So you got your brand new flashing MacBook and want to have your home directory encrypted with the oh-so-easy FileVault? The bad news is that TimeMachine backups of your home directory will become uncomfortable, to say the least. They will only be done upon logoff (not hourly!), and they’ll hog a lot of space because major parts of the encrypted sparse bundle will have to be backed up every time (even small changes lead to a large number of ‘bands’ in the sparse bundle being changed).
But there’s a solution. I couldn’t find it anywhere on the web, but some quick questions on the Apple Support Forums helped me find the answer.

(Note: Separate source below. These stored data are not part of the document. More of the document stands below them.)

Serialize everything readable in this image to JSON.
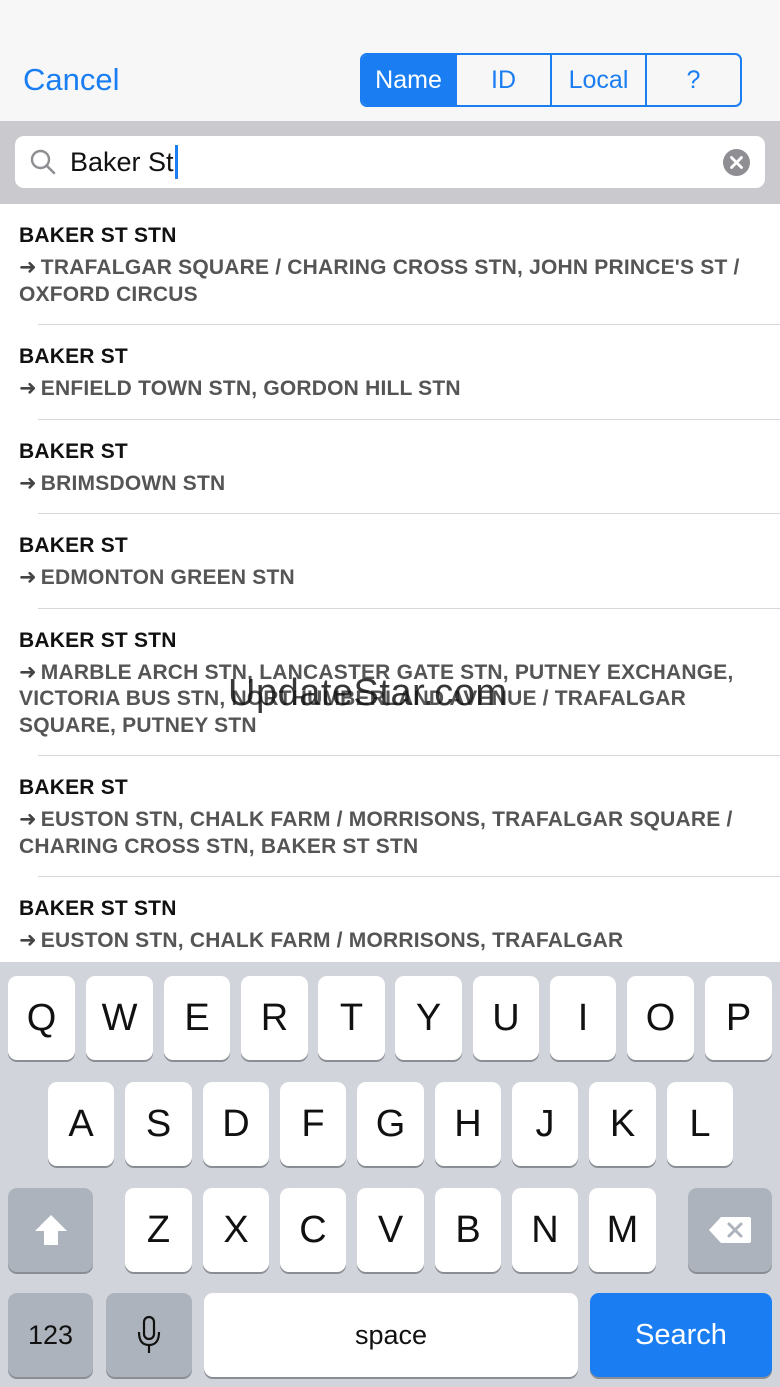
{
  "navbar": {
    "cancel_label": "Cancel",
    "segments": [
      {
        "label": "Name",
        "selected": true
      },
      {
        "label": "ID",
        "selected": false
      },
      {
        "label": "Local",
        "selected": false
      },
      {
        "label": "?",
        "selected": false
      }
    ]
  },
  "search": {
    "value": "Baker St",
    "icon": "magnifier-icon",
    "clear_icon": "clear-circle-x-icon"
  },
  "results": [
    {
      "title": "BAKER ST STN",
      "destinations": "TRAFALGAR SQUARE / CHARING CROSS STN, JOHN PRINCE'S ST / OXFORD CIRCUS"
    },
    {
      "title": "BAKER ST",
      "destinations": "ENFIELD TOWN STN, GORDON HILL STN"
    },
    {
      "title": "BAKER ST",
      "destinations": "BRIMSDOWN STN"
    },
    {
      "title": "BAKER ST",
      "destinations": "EDMONTON GREEN STN"
    },
    {
      "title": "BAKER ST STN",
      "destinations": "MARBLE ARCH STN, LANCASTER GATE STN, PUTNEY EXCHANGE, VICTORIA BUS STN, NORTHUMBERLAND AVENUE / TRAFALGAR SQUARE, PUTNEY STN"
    },
    {
      "title": "BAKER ST",
      "destinations": "EUSTON STN, CHALK FARM / MORRISONS, TRAFALGAR SQUARE / CHARING CROSS STN, BAKER ST STN"
    },
    {
      "title": "BAKER ST STN",
      "destinations": "EUSTON STN, CHALK FARM / MORRISONS, TRAFALGAR"
    }
  ],
  "arrow_glyph": "➜",
  "watermark": "UpdateStar.com",
  "keyboard": {
    "row1": [
      "Q",
      "W",
      "E",
      "R",
      "T",
      "Y",
      "U",
      "I",
      "O",
      "P"
    ],
    "row2": [
      "A",
      "S",
      "D",
      "F",
      "G",
      "H",
      "J",
      "K",
      "L"
    ],
    "row3": [
      "Z",
      "X",
      "C",
      "V",
      "B",
      "N",
      "M"
    ],
    "shift_icon": "shift-arrow-icon",
    "backspace_icon": "backspace-icon",
    "numbers_label": "123",
    "mic_icon": "microphone-icon",
    "space_label": "space",
    "search_label": "Search"
  },
  "colors": {
    "accent": "#1a7ef2",
    "navbar_bg": "#f7f7f7",
    "searchbar_bg": "#c9c9ce",
    "keyboard_bg": "#d1d5db",
    "dark_key": "#adb3bc"
  }
}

First, you’ll want Time Machine to exclude the encrypted version of your home directory. You can either log in as a different user and then add /Users/username/username.sparsebundle to your exclusion list. But if you don’t want to create a second user on your Mac, you can also edit /Library/Preferences/com.apple.TimeMachine.plist directly. You’ll have to do so in part two of this guide anyway. You’ll notice that this file is stored as a ‘binary plist’, e.g. you can’t read it. But Bare Bones’ TextWrangler can. When editing the plist with the appropriate tool, you’ll find an entry called <key>SkipPaths</key>. Make sure that it contains an entry like this:
<key>SkipPaths</key> <array> <string>/Users/username/username.sparsebundle</string> </array>
<key>SkipPaths</key><
You may also want to remove your existing backups of the encrypted home directory. To get rid of them, start Time Machine, navigate to any version of /Users/username/username.sparsebundle, alternate-click it, and select ‘remove from Backups’.
Step two. Snow Leopard excluded mounted volumes by default, but we want it to include your mounted home directory volume. To do so, we’ll need to dig a bit further into the matter. You can explicitly tell it to include volumes by adding entries to the Time Machine plist like this:
<key>IncludedVolumeUUIDs</key> <array> <string>B59D3B0B-...</string> </array> <key>IncludedVolumes</key> <array> <data> AAAAAAKIAAIAAQZkYW5pZWwAAAAAAAAAAAAAAAAAAAAAAAAAAADHOwPSSCsA
... </data> </array>
So we’ll have to find out your home directory volume’s UUID and its garbled base64 ID. The UUID part is easy. In a terminal, type
$ diskutil info /Users/username
and search for an entry called ‘Volume UUID’. To get the second, base64-encoded ID, do the following:
- Open a Finder window.
- Drag your home directory into the Finder’s toolbar.
- Close the Finder window.
- Open ~/Library/Preferences/com.apple.Finder.plist, and search for a section called TB Item Plists. Look for an entry that contains the path to your home directory and copy the <data> part of the CFURLAliasData section as the Volume ID.
Now insert those two IDs into your com.apple.TimeMachine.plist and reboot. Your home directory should be backed up unencrypted in the future. You’ll find it on the top level of your backups, next to ‘Macintosh HD’. Make sure it’s there, of course.
You can find the original thread on the Apple support forums here. I did write about a different approach before, but it’s not Time Machine and I couldn’t get Carbon Copy Cloner to automatically mount my network share.